We have code that integrates GATK Queue with Arvados, creating child jobs for each work unit spawned by GATK Queue. You invoke it following the usual documentation for GATK Queue. Just make sure you're using a jar that includes the Arvados integration.

For example, to run IndelRealigner with GATK Queue using run-command, your command parameter will look like:

["java", "-jar", "$(dir $(queue))/Queue.jar", "--script", "$(dir $(scala_script))/ArvadosIndelRealigner.scala", more...]
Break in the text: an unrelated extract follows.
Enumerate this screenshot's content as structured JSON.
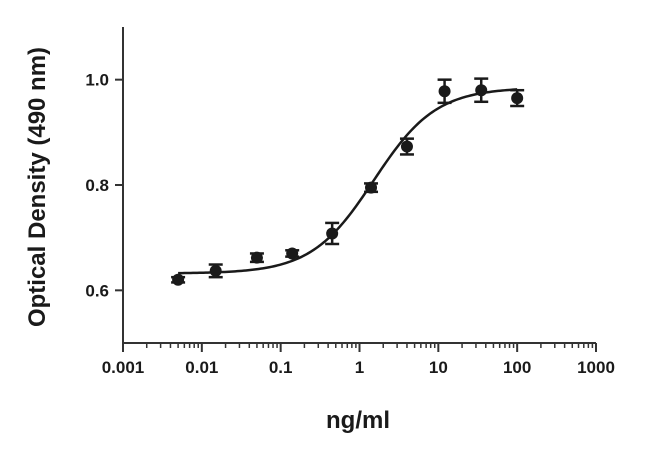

The GATK Queue integration creates and monitors child jobs for chunks of work that GATK Queue organizes. The integration looks at a script parameter named runtime_constraints to get the runtime constraints for each component. (Do not put these in the main runtime_constraints for the component; they may confuse Arvados.) The relevant part of your pipeline template will look like this:

"script_parameters": {
  "runtime_constraints": {
    "value": {
      "HaplotypeCaller":        { "min_cores_per_node": N1, more... },
      "RealignerTargetCreator": { "min_cores_per_node": N2, more... },
      "IndelRealigner":         { "min_cores_per_node": N3, more... },
      "CatVariants":            { "min_cores_per_node": N4, more... },
      "MergeSamFiles":          { "min_cores_per_node": N5, more... },
      "GenotypeGVCFs":          { "min_cores_per_node": N6, more... },
      "SelectVariants":         { "min_cores_per_node": N7, more... },
      "VariantFiltration":      { "min_cores_per_node": N8, more... },
      "CombineVariants":        { "min_cores_per_node": N9, more... }
    }
  },
  more...
}

Not every component is relevant to every job, so you don't need to specify each one, but this is the complete list of what our GATK Queue integration currently supports and recognizes. If you don't specify runtime constraints for a component, the GATK Queue integration won't either, so you'll usually get the smallest node size.

Development

Source is on GitHub

Build process:

  1. Install Maven, dependencies, and plug-ins: sudo aptitude install openjdk-7-jdk maven libmaven-jar-plugin-java libmaven-shared-jar-java libmaven-compiler-plugin-java
  2. Build and install the Arvados Java SDK. In arvados/sdk/java, run: mvn package -Dmaven.test.skip=true && mvn install -Dmaven.test.skip=true
  3. Build GATK Queue. In gatk-protected, run: mvn package

If it succeeds, you'll have target/Queue.jar. arv keep put that in a collection where you need it.